Optimising non-small cell lung cancer radiotherapy tumour control probability model considering immunotherapy and normal tissue toxicity
Introduction: Non-small cell lung cancer (NSCLC) radiotherapy has undergone substantial technical advances. However, issues remain unanswered, including: 1) optimum radiation dose-fractionation schedules for concurrent chemoradiotherapy (cCRT); 2) the effects of adding immune checkpoint blockade (ICB) immunotherapy above cCRT alone on overall survival (OS); 3) how radiotherapy schedules can be optimised with cCRT-ICB treatment; 4) the impact of cardiac toxicity, and how cardiac-sparing might change OS. In this thesis, I test a series of hypotheses to answer these questions.//
Methods: Two meta-analytic lung radiotherapy datasets were used, containing 4866 and 2196 NSCLC patients treated via radiotherapy alone, sequential CRT (sCRT), cCRT and cCRT-ICB. Models were maximum likelihood fitted.

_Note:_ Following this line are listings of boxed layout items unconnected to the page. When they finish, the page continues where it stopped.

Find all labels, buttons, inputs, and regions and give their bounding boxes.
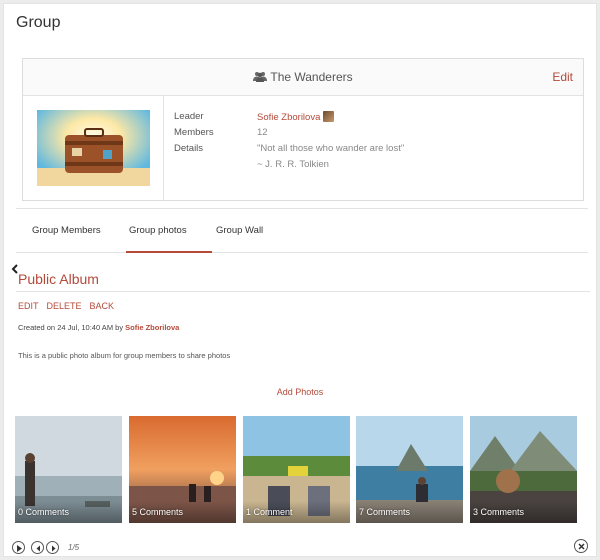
group-card: The Wanderers Edit Leader Sofie Zborilov… — [22, 58, 584, 201]
play-icon[interactable] — [12, 541, 25, 554]
delete-album-link[interactable]: DELETE — [47, 301, 82, 311]
divider — [16, 291, 590, 292]
album-description: This is a public photo album for group m… — [18, 351, 231, 360]
edit-album-link[interactable]: EDIT — [18, 301, 39, 311]
created-by-link[interactable]: Sofie Zborilova — [125, 323, 179, 332]
active-tab-indicator — [126, 251, 212, 253]
group-cover-image — [37, 110, 150, 186]
group-icon — [253, 71, 268, 85]
group-image-cell — [23, 96, 164, 200]
album-actions: EDIT DELETE BACK — [18, 301, 122, 311]
close-icon[interactable] — [574, 539, 588, 553]
details-author: ~ J. R. R. Tolkien — [257, 159, 329, 170]
leader-value[interactable]: Sofie Zborilova — [257, 111, 335, 123]
tab-group-photos[interactable]: Group photos — [129, 225, 187, 236]
photo-thumbnail[interactable]: 0 Comments — [15, 416, 122, 523]
group-name-text: The Wanderers — [270, 70, 353, 84]
group-tabs: Group Members Group photos Group Wall — [16, 208, 588, 253]
page-count: 1/5 — [68, 543, 80, 552]
group-card-body: Leader Sofie Zborilova Members 12 Detail… — [23, 96, 583, 200]
details-label: Details — [174, 143, 204, 154]
members-label: Members — [174, 127, 214, 138]
tab-group-members[interactable]: Group Members — [32, 225, 101, 236]
next-icon[interactable] — [46, 541, 59, 554]
photo-thumbnail[interactable]: 7 Comments — [356, 416, 463, 523]
album-title: Public Album — [18, 271, 99, 287]
photo-comment-count: 7 Comments — [359, 507, 411, 517]
page-frame: Group The Wanderers Edit Leader Sofie Zb… — [3, 3, 597, 557]
group-name: The Wanderers — [23, 70, 583, 85]
details-quote: "Not all those who wander are lost" — [257, 143, 405, 154]
photo-comment-count: 1 Comment — [246, 507, 293, 517]
page-title: Group — [16, 14, 61, 31]
members-value: 12 — [257, 127, 268, 138]
created-prefix: Created on 24 Jul, 10:40 AM by — [18, 323, 124, 332]
album-created-info: Created on 24 Jul, 10:40 AM by Sofie Zbo… — [18, 323, 179, 332]
photo-comment-count: 5 Comments — [132, 507, 184, 517]
previous-icon[interactable] — [31, 541, 44, 554]
photo-comment-count: 3 Comments — [473, 507, 525, 517]
group-card-header: The Wanderers Edit — [23, 59, 583, 96]
back-link[interactable]: BACK — [90, 301, 115, 311]
photo-thumbnail[interactable]: 3 Comments — [470, 416, 577, 523]
photo-thumbnail[interactable]: 5 Comments — [129, 416, 236, 523]
edit-group-link[interactable]: Edit — [552, 70, 573, 84]
tab-group-wall[interactable]: Group Wall — [216, 225, 263, 236]
photo-comment-count: 0 Comments — [18, 507, 70, 517]
leader-label: Leader — [174, 111, 204, 122]
avatar — [323, 111, 335, 122]
add-photos-link[interactable]: Add Photos — [4, 387, 596, 397]
photo-thumbnail[interactable]: 1 Comment — [243, 416, 350, 523]
leader-name[interactable]: Sofie Zborilova — [257, 112, 320, 123]
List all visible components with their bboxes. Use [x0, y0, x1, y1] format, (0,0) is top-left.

A series of radiotherapy dose-response models were used, taken hypotheses considering the effects of chemotherapy, immunotherapy, and cardiac toxicity. Chapter 3 informed the optimised prescribed dose, dose-per-fraction, and duration for cCRT. Chapter 4 identified factors influencing outcomes with cCRT-ICB. Chapter 5 optimised radiation schedules with cCRT/sCRT-ICB. Chapter 6 modelled OS effects of cardiac-sparing with photons and protons.//
Results: For cCRT, accelerated repopulation began late (day 24) and was clinically significant (1.47Gy/day). The addition of ICB to cCRT improved 2-year OS by 9.9%, with tumour PDL1 ≥1%, stage IIIB/C, and longer planned ICB duration being significant predictors of benefit. Neither dose-escalation nor de-escalation relative to 60Gy in 30 fractions influenced survival with cCRT-ICB, while dose de-escalation of 5Gy might benefit patients with heavily irradiated organs at risk. Mean heart dose cardiac-sparing improved OS, and protons offered additional benefit over photons for tumours overlapped or lay below the 7th thoracic vertebra.//
Conclusion: This work furthers our understanding about mechanistic processes influencing outcomes after NSCLC radiotherapy. Findings could be translated into future clinical studies, such as hypofractionation for cCRT alone, extending ICB administration to 2 years for cCRT-ICB treatment, and cardiac-sparing using photons or protons.